Presentation

Literature is universal, global and transhistorical in scope, albeit in extremely diverse forms: the study of its variations is the object of this Chair, in line with the lectures in comparative literature that began to appear in Europe and America in the XIXth century. Reading texts of all origins and status, literary analysis and the necessary contextualization are at the service of this immobile journey and the disorientation that accompanies it. The exercise of admiration is not forbidden either.

The aim is to open the door of the world library and browse its shelves, so as to make us unlimited readers, capable of reading beyond literature, freeing ourselves from our own historicity, in a process of defamiliarization. For it is in fact the very notion of literature that is problematic, with all that it implies in terms of historically dated and geographically localized presuppositions and usages: basically, the Europe of the last two centuries. This is why the title of the Chair has been changed to the plural, and why it proposes the study not of literature, but of literatures, whose diversity - not only linguistic, but also cultural and anthropological - must be postulated first and foremost.

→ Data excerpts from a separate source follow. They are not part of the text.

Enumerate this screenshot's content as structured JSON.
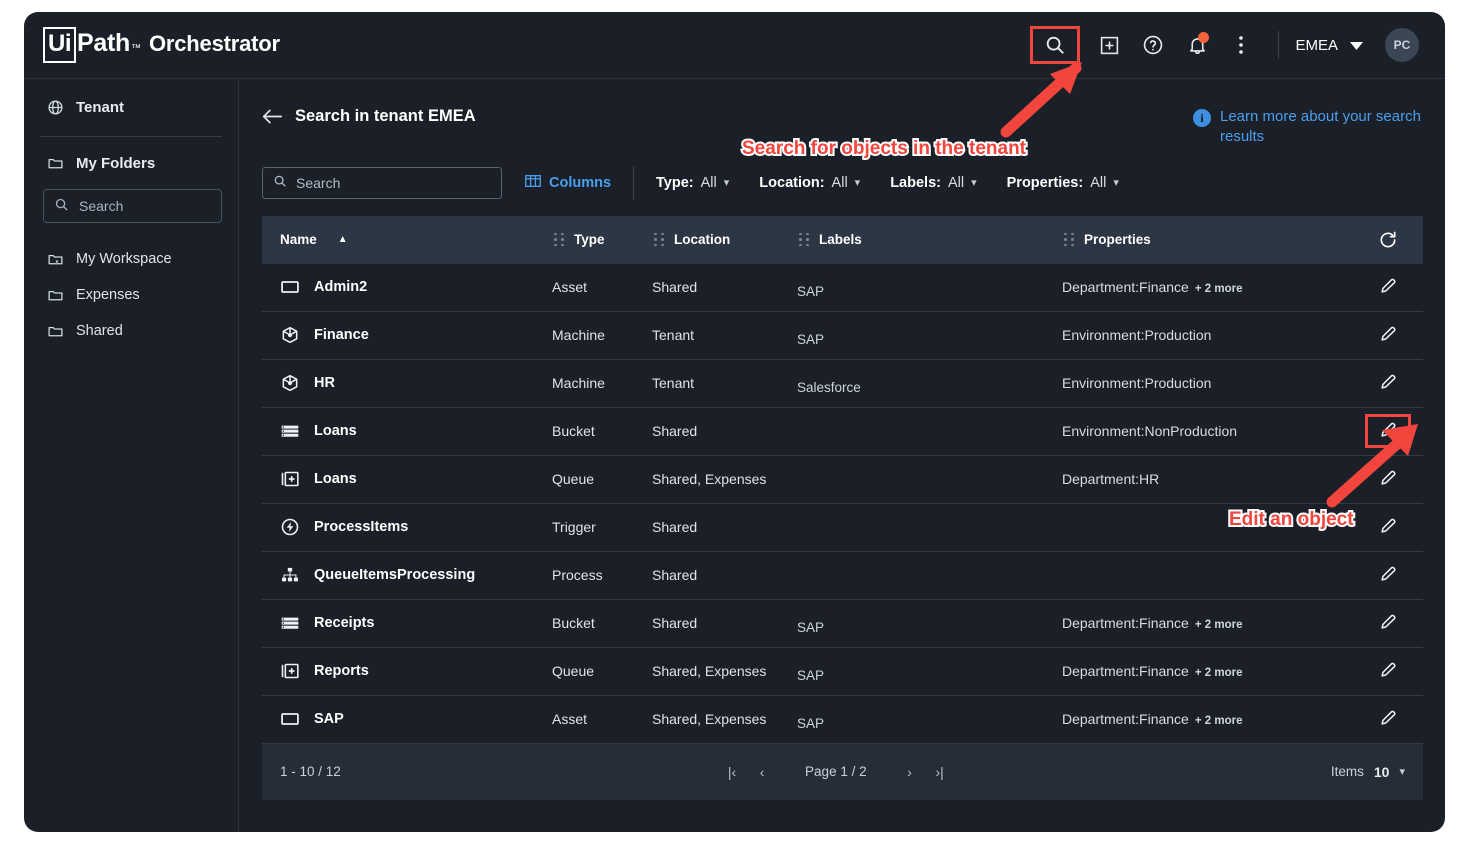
{
  "app": {
    "brand_ui": "Ui",
    "brand_path": "Path",
    "brand_tm": "™",
    "brand_product": "Orchestrator",
    "tenant_selector": "EMEA",
    "avatar_initials": "PC"
  },
  "header_icons": [
    {
      "name": "search-icon",
      "label": "Search"
    },
    {
      "name": "add-square-icon",
      "label": "Add"
    },
    {
      "name": "help-circle-icon",
      "label": "Help"
    },
    {
      "name": "notifications-bell-icon",
      "label": "Notifications"
    },
    {
      "name": "more-vertical-icon",
      "label": "More options"
    }
  ],
  "sidebar": {
    "tenant_label": "Tenant",
    "my_folders_label": "My Folders",
    "search_placeholder": "Search",
    "folders": [
      {
        "label": "My Workspace",
        "icon": "folder-star-icon"
      },
      {
        "label": "Expenses",
        "icon": "folder-icon"
      },
      {
        "label": "Shared",
        "icon": "folder-icon"
      }
    ]
  },
  "page": {
    "title": "Search in tenant EMEA",
    "back_label": "Back",
    "learn_more": "Learn more about your search results",
    "info_glyph": "i"
  },
  "filterbar": {
    "search_placeholder": "Search",
    "columns_label": "Columns",
    "filters": [
      {
        "label": "Type:",
        "value": "All"
      },
      {
        "label": "Location:",
        "value": "All"
      },
      {
        "label": "Labels:",
        "value": "All"
      },
      {
        "label": "Properties:",
        "value": "All"
      }
    ]
  },
  "table": {
    "columns": [
      {
        "key": "name",
        "label": "Name",
        "sorted": "asc"
      },
      {
        "key": "type",
        "label": "Type"
      },
      {
        "key": "location",
        "label": "Location"
      },
      {
        "key": "labels",
        "label": "Labels"
      },
      {
        "key": "properties",
        "label": "Properties"
      }
    ],
    "refresh_label": "Refresh",
    "rows": [
      {
        "icon": "asset-icon",
        "name": "Admin2",
        "type": "Asset",
        "location": "Shared",
        "labels": "SAP",
        "property": "Department:Finance",
        "more": "+ 2 more",
        "highlight_edit": false
      },
      {
        "icon": "machine-icon",
        "name": "Finance",
        "type": "Machine",
        "location": "Tenant",
        "labels": "SAP",
        "property": "Environment:Production",
        "more": "",
        "highlight_edit": false
      },
      {
        "icon": "machine-icon",
        "name": "HR",
        "type": "Machine",
        "location": "Tenant",
        "labels": "Salesforce",
        "property": "Environment:Production",
        "more": "",
        "highlight_edit": false
      },
      {
        "icon": "bucket-icon",
        "name": "Loans",
        "type": "Bucket",
        "location": "Shared",
        "labels": "",
        "property": "Environment:NonProduction",
        "more": "",
        "highlight_edit": true
      },
      {
        "icon": "queue-icon",
        "name": "Loans",
        "type": "Queue",
        "location": "Shared, Expenses",
        "labels": "",
        "property": "Department:HR",
        "more": "",
        "highlight_edit": false
      },
      {
        "icon": "trigger-icon",
        "name": "ProcessItems",
        "type": "Trigger",
        "location": "Shared",
        "labels": "",
        "property": "",
        "more": "",
        "highlight_edit": false
      },
      {
        "icon": "process-icon",
        "name": "QueueItemsProcessing",
        "type": "Process",
        "location": "Shared",
        "labels": "",
        "property": "",
        "more": "",
        "highlight_edit": false
      },
      {
        "icon": "bucket-icon",
        "name": "Receipts",
        "type": "Bucket",
        "location": "Shared",
        "labels": "SAP",
        "property": "Department:Finance",
        "more": "+ 2 more",
        "highlight_edit": false
      },
      {
        "icon": "queue-icon",
        "name": "Reports",
        "type": "Queue",
        "location": "Shared, Expenses",
        "labels": "SAP",
        "property": "Department:Finance",
        "more": "+ 2 more",
        "highlight_edit": false
      },
      {
        "icon": "asset-icon",
        "name": "SAP",
        "type": "Asset",
        "location": "Shared, Expenses",
        "labels": "SAP",
        "property": "Department:Finance",
        "more": "+ 2 more",
        "highlight_edit": false
      }
    ]
  },
  "footer": {
    "range": "1 - 10 / 12",
    "first_glyph": "|‹",
    "prev_glyph": "‹",
    "page_label": "Page 1 / 2",
    "next_glyph": "›",
    "last_glyph": "›|",
    "items_label": "Items",
    "items_value": "10"
  },
  "annotations": [
    {
      "text": "Search for objects in the tenant",
      "name": "annotation-search-tenant"
    },
    {
      "text": "Edit an object",
      "name": "annotation-edit-object"
    }
  ],
  "colors": {
    "accent_blue": "#4a9eec",
    "annotation_red": "#f2453d",
    "badge_orange": "#f4623a",
    "window_bg": "#1b2028",
    "header_row_bg": "#2c3644"
  }
}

The Comparative Literatures Chair's research focuses on the long-term evolution of aesthetic systems and the status of literature from Antiquity to the present day, and on how these vary from one culture to another, with work on Greek tragedy, Japanese Noh and Asian literatures, medieval and Renaissance humanism, the Enlightenment, the classical and romantic arts, European modernism and contemporary literature. Genetic criticism and manuscript editing are also used, with works on Paul Valéry and T. S. Eliot.